Coulter, who’s gone back and forth with her support of President Donald Trump, borrowed the commander in chief’s favorite nickname for Florida’s Rubio and then sarcastically described her life as a single person as living in “quiet desperation.”

“We singles live empty lives of quiet desperation and will die alone,” she tweeted. “Now Rubio is demanding that we also fund happy families with children who fill their days with joy.”

And Coulter specifically took umbrage with the federal government rewarding individuals who choose to marry and/or have children.

“Govt imposes taxes to raise revenue. Senators Rubio & Lee think the income tax should be jimmied to reward certain people and behaviors,” Coulter said.

Coulter is well known for bringing her personal life onto her Twitter page. In July, she blasted Delta airlines for making her leave a seat with extra legroom even though she had paid for the seat. Coulter also insulted staff members and other Delta customers.

Coulter then accused the airline’s staff of conspiring against or targeting her to make her trip more difficult.

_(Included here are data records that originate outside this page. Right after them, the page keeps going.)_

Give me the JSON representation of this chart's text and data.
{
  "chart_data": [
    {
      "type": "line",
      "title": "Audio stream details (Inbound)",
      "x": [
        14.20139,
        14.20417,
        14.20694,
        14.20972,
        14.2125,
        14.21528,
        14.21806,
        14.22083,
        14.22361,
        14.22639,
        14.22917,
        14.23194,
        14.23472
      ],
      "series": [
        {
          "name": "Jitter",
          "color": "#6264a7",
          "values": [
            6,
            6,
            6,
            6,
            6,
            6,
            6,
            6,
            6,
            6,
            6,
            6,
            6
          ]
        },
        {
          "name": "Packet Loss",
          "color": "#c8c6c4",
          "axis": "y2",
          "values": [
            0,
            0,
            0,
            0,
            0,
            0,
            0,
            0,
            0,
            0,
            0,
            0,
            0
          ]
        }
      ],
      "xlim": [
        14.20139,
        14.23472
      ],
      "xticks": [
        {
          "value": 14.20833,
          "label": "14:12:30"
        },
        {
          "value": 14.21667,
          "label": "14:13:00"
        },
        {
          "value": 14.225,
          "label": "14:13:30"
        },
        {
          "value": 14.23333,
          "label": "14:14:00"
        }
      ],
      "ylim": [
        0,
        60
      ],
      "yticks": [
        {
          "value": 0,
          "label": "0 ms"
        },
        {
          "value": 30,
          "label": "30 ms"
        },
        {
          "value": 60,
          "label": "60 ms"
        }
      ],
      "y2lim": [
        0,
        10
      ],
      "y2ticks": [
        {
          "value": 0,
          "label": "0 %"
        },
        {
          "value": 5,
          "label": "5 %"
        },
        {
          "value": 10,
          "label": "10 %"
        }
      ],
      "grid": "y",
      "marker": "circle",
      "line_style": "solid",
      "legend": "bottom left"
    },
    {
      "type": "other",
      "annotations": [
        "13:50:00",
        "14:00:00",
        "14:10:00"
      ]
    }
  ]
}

Coulter’s commentary came after Republicans had conceded to Rubio and Lee’s holdout Friday as they push to pass the first major piece of legislation in Trump’s first year in office.

The senators wanted to raise the refundable amount for the child tax credit, and Republicans abided by upping the amount to $1,400 out of the $2,000 per-child credit, according to The Wall Street Journal.

Rubio threatened Thursday to vote no against the GOP’s attempt to overhaul the tax code.

"I've been pretty consistent in my communications on this issue and that is I want us to see the refundable portion of the child tax credit increased from its current number," the former Republican presidential candidate told reporters. "If it stays at $1,100, I'm a 'no.' Let's hope it doesn't."

Utah’s Lee, too, expressed unease about the bill Thursday, with his spokesperson telling NBC that he was “undecided.”

Rubio has now reportedly moved to a “yes” on the tax bill, according to CNBC. However, polls indicate the measure is wildly unpopular among Americans despite Republican claims that it will help lower- and middle-income families and individuals.